Ace Allen Kretzer Sr. v. State
This text of Ace Allen Kretzer Sr. v. State (Ace Allen Kretzer Sr. v. State) is published on Counsel Stack Legal Research, covering Court of Appeals of Texas primary law. Counsel Stack provides free access to over 12 million legal documents including statutes, case law, regulations, and constitutions.
Opinion
In The
Court of Appeals Ninth District of Texas at Beaumont ____________________ NO. 09-12-00081-CR ____________________
ACE ALLEN KRETZER, SR., Appellant
V.
THE STATE OF TEXAS, Appellee _____________________________________________________________________
On Appeal from the 1A District Court Newton County, Texas Trial Cause No. ND 6583 _____________________________________________________________________
MEMORANDUM OPINION
Pursuant to a plea bargain agreement, Ace Allen Kretzer, Sr. pleaded guilty to
aggravated sexual assault of a child. The trial court accepted the plea agreement,
sentenced Kretzer to thirty years in prison, the maximum sentence according to the plea
agreement, and noted the State’s agreement to dismiss other pending cases against
Kretzer. Kretzer subsequently filed a motion for new trial, in which he argued that his
plea was involuntary because he pleaded guilty under duress, threats, coercion, and fear
for the safety of his family members. At a hearing on the motion, Kretzer testified that
1 his attorney and other individuals made him feel that he had no choice but to plead guilty.
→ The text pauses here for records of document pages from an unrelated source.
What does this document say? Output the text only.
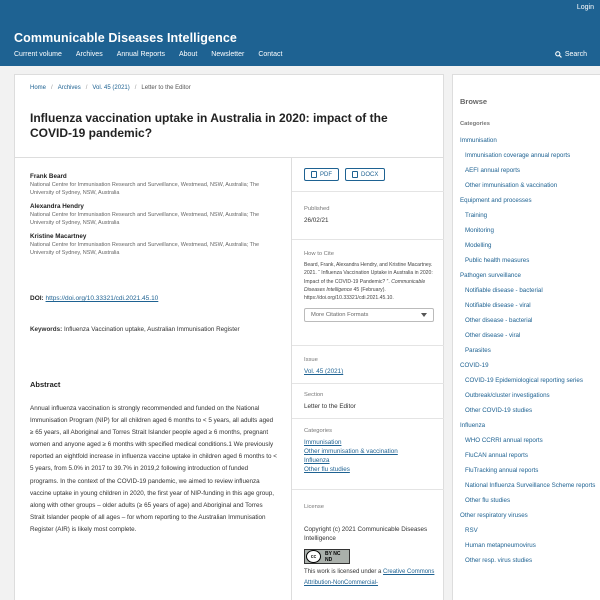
Login
Communicable Diseases Intelligence
Current volume Archives Annual Reports About Newsletter Contact	Search
Home / Archives / Vol. 45 (2021) / Letter to the Editor
Influenza vaccination uptake in Australia in 2020: impact of the COVID-19 pandemic?
Frank Beard
National Centre for Immunisation Research and Surveillance, Westmead, NSW, Australia; The University of Sydney, NSW, Australia
Alexandra Hendry
National Centre for Immunisation Research and Surveillance, Westmead, NSW, Australia; The University of Sydney, NSW, Australia
Kristine Macartney
National Centre for Immunisation Research and Surveillance, Westmead, NSW, Australia; The University of Sydney, NSW, Australia
DOI: https://doi.org/10.33321/cdi.2021.45.10
Keywords: Influenza Vaccination uptake, Australian Immunisation Register
Abstract

Annual influenza vaccination is strongly recommended and funded on the National Immunisation Program (NIP) for all children aged 6 months to < 5 years, all adults aged ≥ 65 years, all Aboriginal and Torres Strait Islander people aged ≥ 6 months, pregnant women and anyone aged ≥ 6 months with specified medical conditions.1 We previously reported an eightfold increase in influenza vaccine uptake in children aged 6 months to < 5 years, from 5.0% in 2017 to 39.7% in 2019,2 following introduction of funded programs. In the context of the COVID-19 pandemic, we aimed to review influenza vaccine uptake in young children in 2020, the first year of NIP-funding in this age group, along with other groups – older adults (≥ 65 years of age) and Aboriginal and Torres Strait Islander people of all ages – for whom reporting to the Australian Immunisation Register (AIR) is likely most complete.

PDF	DOCX
Published
26/02/21
How to Cite
Beard, Frank, Alexandra Hendry, and Kristine Macartney. 2021. “ Influenza Vaccination Uptake in Australia in 2020: Impact of the COVID-19 Pandemic? ”. Communicable Diseases Intelligence 45 (February). https://doi.org/10.33321/cdi.2021.45.10.
More Citation Formats
Issue
Vol. 45 (2021)
Section
Letter to the Editor
Categories
Immunisation
Other immunisation & vaccination
Influenza
Other flu studies
License
Copyright (c) 2021 Communicable Diseases Intelligence
cc	BY NC ND
This work is licensed under a Creative Commons Attribution-NonCommercial-
Browse
Categories
Immunisation
Immunisation coverage annual reports
AEFI annual reports
Other immunisation & vaccination
Equipment and processes
Training
Monitoring
Modelling
Public health measures
Pathogen surveillance
Notifiable disease - bacterial
Notifiable disease - viral
Other disease - bacterial
Other disease - viral
Parasites
COVID-19
COVID-19 Epidemiological reporting series
Outbreak/cluster investigations
Other COVID-19 studies
Influenza
WHO CCRRI annual reports
FluCAN annual reports
FluTracking annual reports
National Influenza Surveillance Scheme reports
Other flu studies
Other respiratory viruses
RSV
Human metapneumovirus
Other resp. virus studies
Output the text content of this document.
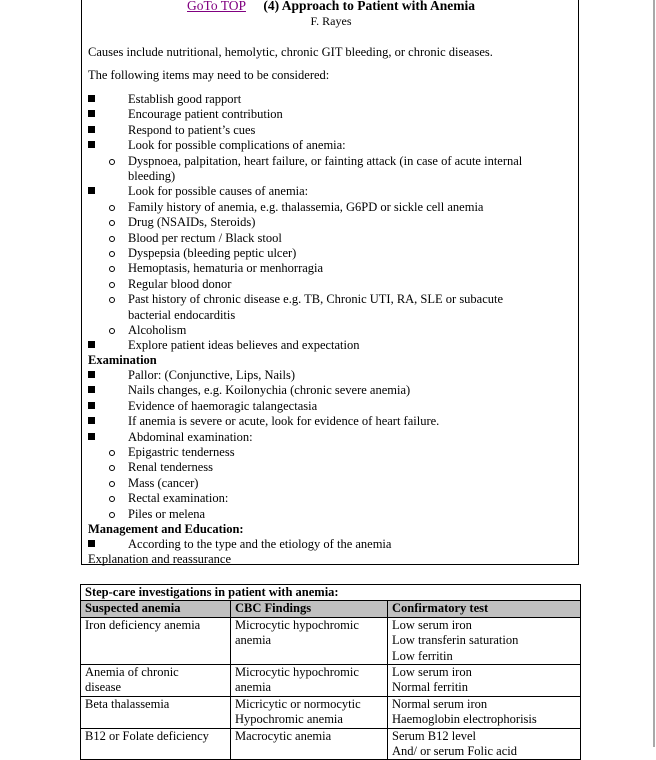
GoTo TOP (4) Approach to Patient with Anemia
F. Rayes
Causes include nutritional, hemolytic, chronic GIT bleeding, or chronic diseases.
The following items may need to be considered:
Establish good rapport
Encourage patient contribution
Respond to patient’s cues
Look for possible complications of anemia:
Dyspnoea, palpitation, heart failure, or fainting attack (in case of acute internal
bleeding)
Look for possible causes of anemia:
Family history of anemia, e.g. thalassemia, G6PD or sickle cell anemia
Drug (NSAIDs, Steroids)
Blood per rectum / Black stool
Dyspepsia (bleeding peptic ulcer)
Hemoptasis, hematuria or menhorragia
Regular blood donor
Past history of chronic disease e.g. TB, Chronic UTI, RA, SLE or subacute
bacterial endocarditis
Alcoholism
Explore patient ideas believes and expectation
Examination
Pallor: (Conjunctive, Lips, Nails)
Nails changes, e.g. Koilonychia (chronic severe anemia)
Evidence of haemoragic talangectasia
If anemia is severe or acute, look for evidence of heart failure.
Abdominal examination:
Epigastric tenderness
Renal tenderness
Mass (cancer)
Rectal examination:
Piles or melena
Management and Education:
According to the type and the etiology of the anemia
Explanation and reassurance
Step-care investigations in patient with anemia:		
Suspected anemia	CBC Findings	Confirmatory test

Iron deficiency anemia	Microcytic hypochromic
anemia	Low serum iron
Low transferin saturation
Low ferritin

Anemia of chronic
disease	Microcytic hypochromic
anemia	Low serum iron
Normal ferritin

Beta thalassemia	Micricytic or normocytic
Hypochromic anemia	Normal serum iron
Haemoglobin electrophorisis

B12 or Folate deficiency	Macrocytic anemia	Serum B12 level
And/ or serum Folic acid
The trial court denied Kretzer’s motion.
Kretzer’s appellate counsel filed a brief that presents counsel’s professional
evaluation of the record and concludes the appeal is frivolous. See Anders v. California,
386 U.S. 738, 87 S.Ct. 1396, 18 L.Ed.2d 493 (1967); High v. State, 573 S.W.2d 807
(Tex. Crim. App. 1978). On April 19, 2012, we granted an extension of time for Kretzer
to file a pro se brief. We received no response from Kretzer.
We have reviewed the record and find that we lack jurisdiction over Kretzer’s
appeal. The trial court’s certification states that this is not a plea-bargain case, but the
record reflects otherwise. See Tex. R. App. P. 25.2(a)(2); see also Shankle v. State, 119
S.W.3d 808, 813 (Tex. Crim. App. 2003). Because the certification is contrary to the
record, it is defective. See Dears v. State, 154 S.W.3d 610, 614-15 (Tex. Crim. App.
2005); see also Saldana v. State, 161 S.W.3d 763, 764 (Tex. App.—Beaumont 2005, no
pet.). Accordingly, we dismiss the case for lack of jurisdiction. See Tex. R. App. P.
25.2(a)(2).
APPEAL DISMISSED. ________________________________ STEVE McKEITHEN Chief Justice Submitted on October 1, 2012 Opinion Delivered October 10, 2012 Do Not Publish Before McKeithen, C.J., Gaultney and Kreger, JJ.